動きだす Ⅱ
まだ遠くに起こることだと思っていた私が間違っていた。
──いや私が、もしかして、未来を変えてしまった?
思ったより早くエディ兄様の力が目覚めてしまい、≪エピソード≫ が狂っている兄様の ≪神の力≫ は呪いへと変化してしまった。
昔はこの現象がおこると、神から授けられた大切な力を開花できないものは幻の者として、その名の通り殺されることがあった。と、かつて呼んだ史料に記されていた。暴走が一度起こると犠牲は否めない。
兄様が居なくなる、そんなことはないはずなのにエディ兄様のこれからを思って、今すぐノータナーの手を振り解いて駆けつけたくなる衝動に駆られる。
「……私が、私の今の記憶なら…… 」
「いけません! エレーヌ殿下、これから天秤へ向かいます。 急ぎますから、舌を噛まないようにお気をつけください 」
ノータナーの抱き抱える力は優しいようでいて、それでも私を逃がさないようにとだんだん力強くなっていく。なぜか、宮殿の外へと向かっていた。彼に抱えられながらあることを思いだす。
──エディ兄様のエピソードが崩れた原因は
「あぁ、あぁ、なんてこと…… 」
『母様が亡くなったことなんだよ』
これは、私が原作で読んだ範囲では仄めかされていない。
──では、この言葉は誰から受け取った記憶だろうか?
頭が混乱している間にノータナーに連れられて、ミィアスの天秤がある祭壇の前に到着していたらしい。いつのまにかノータナーの上衣を握っていたようで、恥ずかしさもそこそこに、気づかれないようにそっと手を離した。ノータナーは辺りを見回すと祭壇に一番近い椅子に私を下ろした。
「エレーヌ殿下、お怪我はないですか? 」
まだ空は闇の部分が多かったはずで、顔を半分だけ出した太陽のその光が反響してか、神殿の中は純粋な朝日で染まっていた。彼は私の顔から腕、胴体、脚と念入りに怪我がないか探していく。ノータナーの顔が太陽に照らされている。くっきりとした鼻筋や心情を悟らせない瞳がこの場所と相まって彫刻のように感じてしまう。
ここで初めて出会ったころよりは、私も彼が考えていることがわかるくらいに距離が縮まったのだと思う。感情の起伏が激しくない彼なのに、いつのまにか年相応の少年のような顔を見せるようになった。私が夜着のまま飛び出してきたことに気がつくと眉を顰めて、彼の上布をそっと肩からかけてくれた。そういう気遣いも主従関係だからこそではなく、普通の関係として思ってくれるといいのだけれど。まだそれを願うには贅沢すぎる距離感だった。
──今はそれを言葉にするにはまだ早い
「ノータナー、さっきのって」
ノータナーがそばにいるから、安心できた。まだ兄様のところへ行きたいという焦燥感は抜けきれないけれどもまずは、状況の確認からだ。未だになにから話して良いのか考えあぐねているノータナーに先立って、私から話を切りだすことにした。

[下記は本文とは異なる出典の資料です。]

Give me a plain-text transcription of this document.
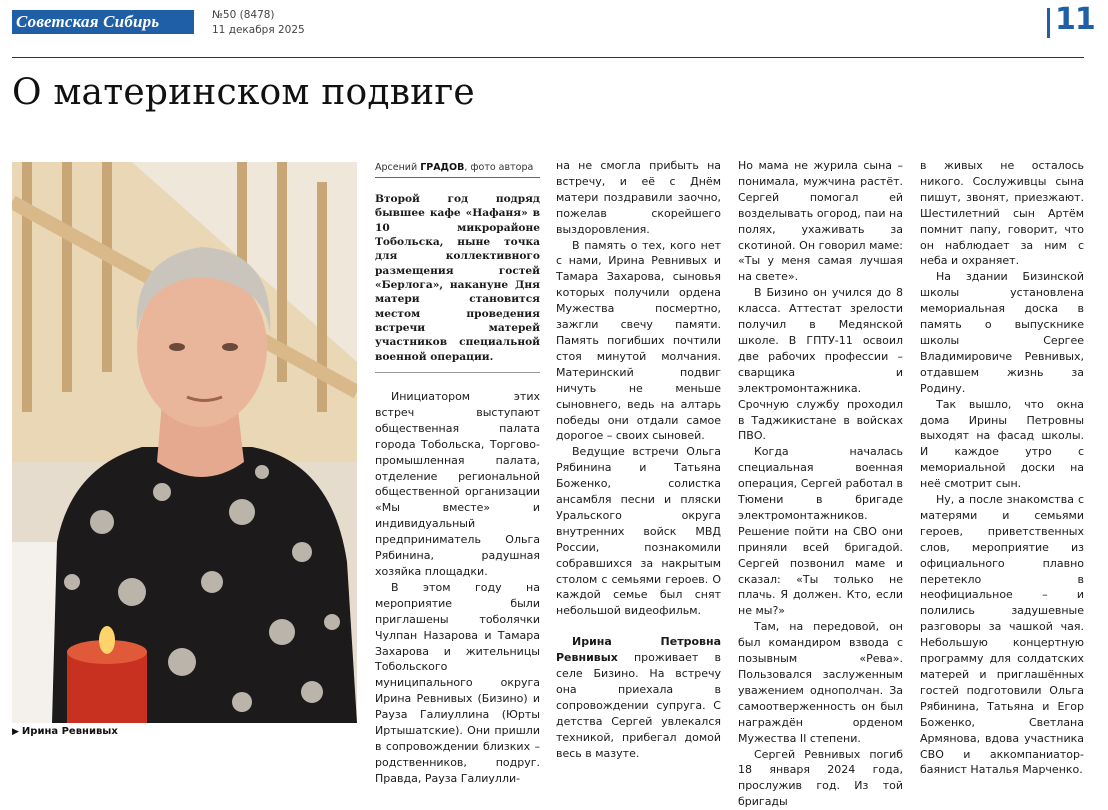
Советская Сибирь	№50 (8478)
11 декабря 2025	11
О материнском подвиге
▶ Ирина Ревнивых
Арсений ГРАДОВ, фото автора

Второй год подряд бывшее кафе «Нафаня» в 10 микрорайоне Тобольска, ныне точка для коллективного размещения гостей «Берлога», накануне Дня матери становится местом проведения встречи матерей участников специальной военной операции.

Инициатором этих встреч выступают общественная палата города Тобольска, Торгово-промышленная палата, отделение региональной общественной организации «Мы вместе» и индивидуальный предприниматель Ольга Рябинина, радушная хозяйка площадки.

В этом году на мероприятие были приглашены тоболячки Чулпан Назарова и Тамара Захарова и жительницы Тобольского муниципального округа Ирина Ревнивых (Бизино) и Рауза Галиуллина (Юрты Иртышатские). Они пришли в сопровождении близких – родственников, подруг. Правда, Рауза Галиулли-

на не смогла прибыть на встречу, и её с Днём матери поздравили заочно, пожелав скорейшего выздоровления.

В память о тех, кого нет с нами, Ирина Ревнивых и Тамара Захарова, сыновья которых получили ордена Мужества посмертно, зажгли свечу памяти. Память погибших почтили стоя минутой молчания. Материнский подвиг ничуть не меньше сыновнего, ведь на алтарь победы они отдали самое дорогое – своих сыновей.

Ведущие встречи Ольга Рябинина и Татьяна Боженко, солистка ансамбля песни и пляски Уральского округа внутренних войск МВД России, познакомили собравшихся за накрытым столом с семьями героев. О каждой семье был снят небольшой видеофильм.

Ирина Петровна Ревнивых проживает в селе Бизино. На встречу она приехала в сопровождении супруга. С детства Сергей увлекался техникой, прибегал домой весь в мазуте.

Но мама не журила сына – понимала, мужчина растёт. Сергей помогал ей возделывать огород, паи на полях, ухаживать за скотиной. Он говорил маме: «Ты у меня самая лучшая на свете».

В Бизино он учился до 8 класса. Аттестат зрелости получил в Медянской школе. В ГПТУ-11 освоил две рабочих профессии – сварщика и электромонтажника. Срочную службу проходил в Таджикистане в войсках ПВО.

Когда началась специальная военная операция, Сергей работал в Тюмени в бригаде электромонтажников. Решение пойти на СВО они приняли всей бригадой. Сергей позвонил маме и сказал: «Ты только не плачь. Я должен. Кто, если не мы?»

Там, на передовой, он был командиром взвода с позывным «Рева». Пользовался заслуженным уважением однополчан. За самоотверженность он был награждён орденом Мужества II степени.

Сергей Ревнивых погиб 18 января 2024 года, прослужив год. Из той бригады

в живых не осталось никого. Сослуживцы сына пишут, звонят, приезжают. Шестилетний сын Артём помнит папу, говорит, что он наблюдает за ним с неба и охраняет.

На здании Бизинской школы установлена мемориальная доска в память о выпускнике школы Сергее Владимировиче Ревнивых, отдавшем жизнь за Родину.

Так вышло, что окна дома Ирины Петровны выходят на фасад школы. И каждое утро с мемориальной доски на неё смотрит сын.

Ну, а после знакомства с матерями и семьями героев, приветственных слов, мероприятие из официального плавно перетекло в неофициальное – и полились задушевные разговоры за чашкой чая. Небольшую концертную программу для солдатских матерей и приглашённых гостей подготовили Ольга Рябинина, Татьяна и Егор Боженко, Светлана Армянова, вдова участника СВО и аккомпаниатор-баянист Наталья Марченко.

「おそらく、エレーヌ殿下の考えられていることが起きたのでしょう…… 」
頭の隅のどこかでエディ兄様の呪いの発動──すなわち暴走──が防げると思っていた私がいた。その私が立てていた計画も全てなにもかもあっけなく消えてしまったのだ。
私の記憶の中での兄様の将来と、この国のこれからを思って絶望が私を支配した。とたんに恐怖でガクガクと震え出してしまう。
「あぁ、兄様を救えたのに、救えたかもしれないのに……!! 」
「エレーヌ殿下、気を確かに 」
ノータナーが私の背中を摩ってくれている。彼のその手の暖かさに張り詰めていた気が緩み、我慢できなくなった私は、彼に縋りついて泣いてしまった。